中田安彦氏のブログ「ジャパンハンドラーズと国際金融情報」の
「官僚たちの夏」が良かった。さっそく、新聞記者をやってる友人に紹介しておいたが、彼もブログで繰り広げられている「右翼対左翼」ではなく、「国益派対売国勢力」という図式を念頭に置きながら、情報を整理していることと思う。ジャーナリストは媒体を選ばないから、「ジャーナリスト宣言」、がんばってくれと応援で締めくくっておいた。
(貼り付け開始)
ところが重要なのはこの官僚バッシングは、国民の草の根からというよりは、アメリカに支配された日本の大マスコミから出てきた論調だと言うことである。石黒一憲教授の「不祥事利用型モデル」ともいわれる戦略である。事実、不祥事があるのだから反論ができないわけである。
アメリカは、おそらく官僚制度内部の内部抗争を利用し、官僚不祥事の内部情報を入手し、これを大新聞にリークすることで、官僚制度の中の国内派をたたきつぶしたのだろう。アメリカと共闘した官僚たちはアメリカ留学組だろうと推測される。彼らは、共犯関係、アメリカの諜報力などを対米通商交渉などで思い知らされている。「アメリカには逆らわないで共存しよう」というインセンティブが働いたはずだ。
アメリカは、通産官僚叩きのジャパノロジスト・リヴィジョニストを脇にどかした。「おまえらは近代社会じゃない」と批判する、リヴィジョニストよりも、日本は近代国家であるという好意的な主張をする、ライシャワー系のグローバリストを全面に出すことで、日本をソフト・パワーによって取り込むことを選択した。
ここで、新しいプリンシパル連合(高級官僚-アメリカ政財界CFR)と、新エージェントである「政治家」と「日本財界」の関係が成立した。これが90年代末のことだろうと思う。小泉改革にはこういう必然性があったのであろう…
…一般の公共選択では、「官僚(エージェント)をいかに政治家(プリンシパル)がコントロールするか」という問題を議論する。
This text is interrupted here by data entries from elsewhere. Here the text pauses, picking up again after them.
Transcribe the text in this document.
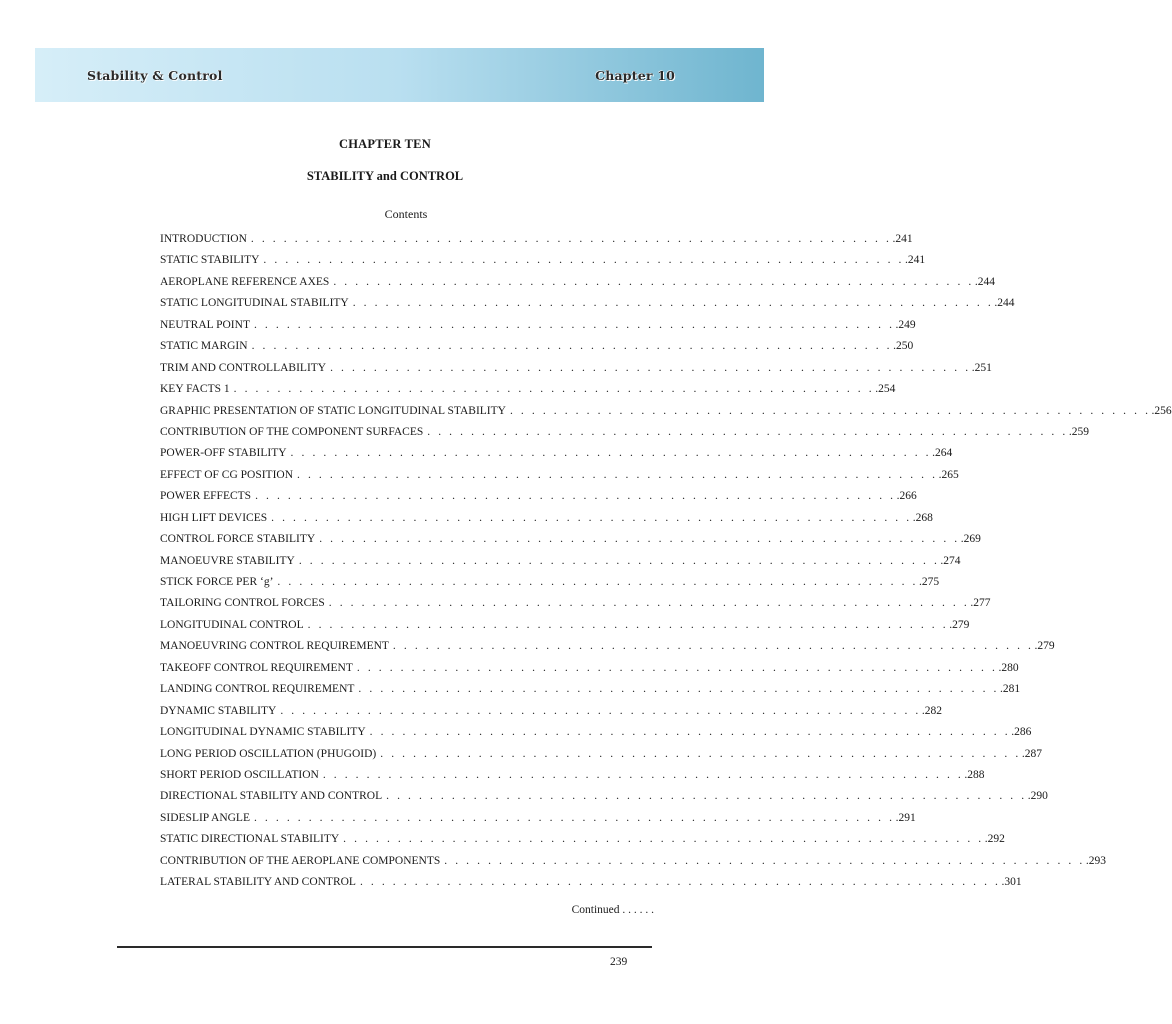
Stability & Control	Chapter 10
CHAPTER TEN
STABILITY and CONTROL
Contents
INTRODUCTION . . . . . . . . . . . . . . . . . . . . . . . . . . . . . . . . . . . . . . . . . . . . . . . . . . . . . . . . . . . .241
STATIC STABILITY . . . . . . . . . . . . . . . . . . . . . . . . . . . . . . . . . . . . . . . . . . . . . . . . . . . . . . . . . . . .241
AEROPLANE REFERENCE AXES . . . . . . . . . . . . . . . . . . . . . . . . . . . . . . . . . . . . . . . . . . . . . . . . . . . . . . . . . . . .244
STATIC LONGITUDINAL STABILITY . . . . . . . . . . . . . . . . . . . . . . . . . . . . . . . . . . . . . . . . . . . . . . . . . . . . . . . . . . . .244
NEUTRAL POINT . . . . . . . . . . . . . . . . . . . . . . . . . . . . . . . . . . . . . . . . . . . . . . . . . . . . . . . . . . . .249
STATIC MARGIN . . . . . . . . . . . . . . . . . . . . . . . . . . . . . . . . . . . . . . . . . . . . . . . . . . . . . . . . . . . .250
TRIM AND CONTROLLABILITY . . . . . . . . . . . . . . . . . . . . . . . . . . . . . . . . . . . . . . . . . . . . . . . . . . . . . . . . . . . .251
KEY FACTS 1 . . . . . . . . . . . . . . . . . . . . . . . . . . . . . . . . . . . . . . . . . . . . . . . . . . . . . . . . . . . .254
GRAPHIC PRESENTATION OF STATIC LONGITUDINAL STABILITY . . . . . . . . . . . . . . . . . . . . . . . . . . . . . . . . . . . . . . . . . . . . . . . . . . . . . . . . . . . .256
CONTRIBUTION OF THE COMPONENT SURFACES . . . . . . . . . . . . . . . . . . . . . . . . . . . . . . . . . . . . . . . . . . . . . . . . . . . . . . . . . . . .259
POWER-OFF STABILITY . . . . . . . . . . . . . . . . . . . . . . . . . . . . . . . . . . . . . . . . . . . . . . . . . . . . . . . . . . . .264
EFFECT OF CG POSITION . . . . . . . . . . . . . . . . . . . . . . . . . . . . . . . . . . . . . . . . . . . . . . . . . . . . . . . . . . . .265
POWER EFFECTS . . . . . . . . . . . . . . . . . . . . . . . . . . . . . . . . . . . . . . . . . . . . . . . . . . . . . . . . . . . .266
HIGH LIFT DEVICES . . . . . . . . . . . . . . . . . . . . . . . . . . . . . . . . . . . . . . . . . . . . . . . . . . . . . . . . . . . .268
CONTROL FORCE STABILITY . . . . . . . . . . . . . . . . . . . . . . . . . . . . . . . . . . . . . . . . . . . . . . . . . . . . . . . . . . . .269
MANOEUVRE STABILITY . . . . . . . . . . . . . . . . . . . . . . . . . . . . . . . . . . . . . . . . . . . . . . . . . . . . . . . . . . . .274
STICK FORCE PER ‘g’ . . . . . . . . . . . . . . . . . . . . . . . . . . . . . . . . . . . . . . . . . . . . . . . . . . . . . . . . . . . .275
TAILORING CONTROL FORCES . . . . . . . . . . . . . . . . . . . . . . . . . . . . . . . . . . . . . . . . . . . . . . . . . . . . . . . . . . . .277
LONGITUDINAL CONTROL . . . . . . . . . . . . . . . . . . . . . . . . . . . . . . . . . . . . . . . . . . . . . . . . . . . . . . . . . . . .279
MANOEUVRING CONTROL REQUIREMENT . . . . . . . . . . . . . . . . . . . . . . . . . . . . . . . . . . . . . . . . . . . . . . . . . . . . . . . . . . . .279
TAKEOFF CONTROL REQUIREMENT . . . . . . . . . . . . . . . . . . . . . . . . . . . . . . . . . . . . . . . . . . . . . . . . . . . . . . . . . . . .280
LANDING CONTROL REQUIREMENT . . . . . . . . . . . . . . . . . . . . . . . . . . . . . . . . . . . . . . . . . . . . . . . . . . . . . . . . . . . .281
DYNAMIC STABILITY . . . . . . . . . . . . . . . . . . . . . . . . . . . . . . . . . . . . . . . . . . . . . . . . . . . . . . . . . . . .282
LONGITUDINAL DYNAMIC STABILITY . . . . . . . . . . . . . . . . . . . . . . . . . . . . . . . . . . . . . . . . . . . . . . . . . . . . . . . . . . . .286
LONG PERIOD OSCILLATION (PHUGOID) . . . . . . . . . . . . . . . . . . . . . . . . . . . . . . . . . . . . . . . . . . . . . . . . . . . . . . . . . . . .287
SHORT PERIOD OSCILLATION . . . . . . . . . . . . . . . . . . . . . . . . . . . . . . . . . . . . . . . . . . . . . . . . . . . . . . . . . . . .288
DIRECTIONAL STABILITY AND CONTROL . . . . . . . . . . . . . . . . . . . . . . . . . . . . . . . . . . . . . . . . . . . . . . . . . . . . . . . . . . . .290
SIDESLIP ANGLE . . . . . . . . . . . . . . . . . . . . . . . . . . . . . . . . . . . . . . . . . . . . . . . . . . . . . . . . . . . .291
STATIC DIRECTIONAL STABILITY . . . . . . . . . . . . . . . . . . . . . . . . . . . . . . . . . . . . . . . . . . . . . . . . . . . . . . . . . . . .292
CONTRIBUTION OF THE AEROPLANE COMPONENTS . . . . . . . . . . . . . . . . . . . . . . . . . . . . . . . . . . . . . . . . . . . . . . . . . . . . . . . . . . . .293
LATERAL STABILITY AND CONTROL . . . . . . . . . . . . . . . . . . . . . . . . . . . . . . . . . . . . . . . . . . . . . . . . . . . . . . . . . . . .301
Continued . . . . . .
239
その政治家も、一般国民有権者の関係でみれば、建前上はエージェントにすぎない。
ところがこの理論は価値中立的だから、エージェントであるとされた官僚が何らかのインセンティブを政治家に対して持っていれば、官僚は政治家に代わってプリンシパルになることができる…
…プリンシパル-エージェント理論は、単に官僚を政治がコントロールするための理論枠組みと捉えがちであるが、単純なインセンティブの力関係のバランスを論じたモデルである。
したがって、支配勢力となりたい側の戦略としては、他者に対するインセンティブを作り上げたいという欲望が働く。官僚が予算を握りしめているのは、それが政治家や財界に対するインセンティブとなりうるからである。
そもそも日本の財界がアメリカとくっついたのは、「敵の敵は味方」であるというモデルを外部勢力であるアメリカ財界が説き続けた結果だろう。同様に竹中平蔵がアメリカの手先になったのも、東大法学部出身官僚の敵であるアメリカとくむのが彼にとっての合理性だったわけである。
これは戦略論であって、陰謀論じゃないよ。
でも問題は、本来のあり方としては、<政治家は日本国民のエージェント>なんであって、国内派閥抗争の勝利を目指すために、アメリカという外部勢力の外圧を利用したこと。だから、中川秀直や竹中平蔵のとった戦略は間違い。しかし、彼らがそういう戦略をとらざるを得なかったのは、日本国民のロッキード事件以来の民度の低さも問題だよね。政治家と金の問題でロッキード事件はマスコミを使って、国民をパブロフの犬状態にしたんだよね。政治に金が必要なのは当たり前なのに、「企業献金=悪」という条件反射を植え付けたんだよなあ。だから、立花隆はどうしようもないんです。
結局、正しいのは田中角栄とか鈴木宗男タイプのポピュリスト政治家なんだけど、これに対しては、霞ヶ関と結託したマスコミがつぶしにかかる。今の日本人、ポピュリズムと聞くと、マイナスイメージしか持っていない。これは大いに問題。それをやったのもナベツネなんだけどね。(『ポピュリズム批判』というアホなタイトルの本を彼は出している)…
(貼り付け終わり)
中田氏は陰謀論との距離の取り方が非常にいい。無視するわけでもなく、かといって、絶対視するわけでもなく、絶妙のバランスだ。トンデモ系の陰謀論は論外だが、政治・経済そして歴史を見るときに、陰謀論の視座を射程に入れていて、言うことよりも言わないことの方がたくさんあるはずなので、主張に奥行きと幅を感じる。まだまだ、これからのひとなので、将来を期待している。師匠がいいわな。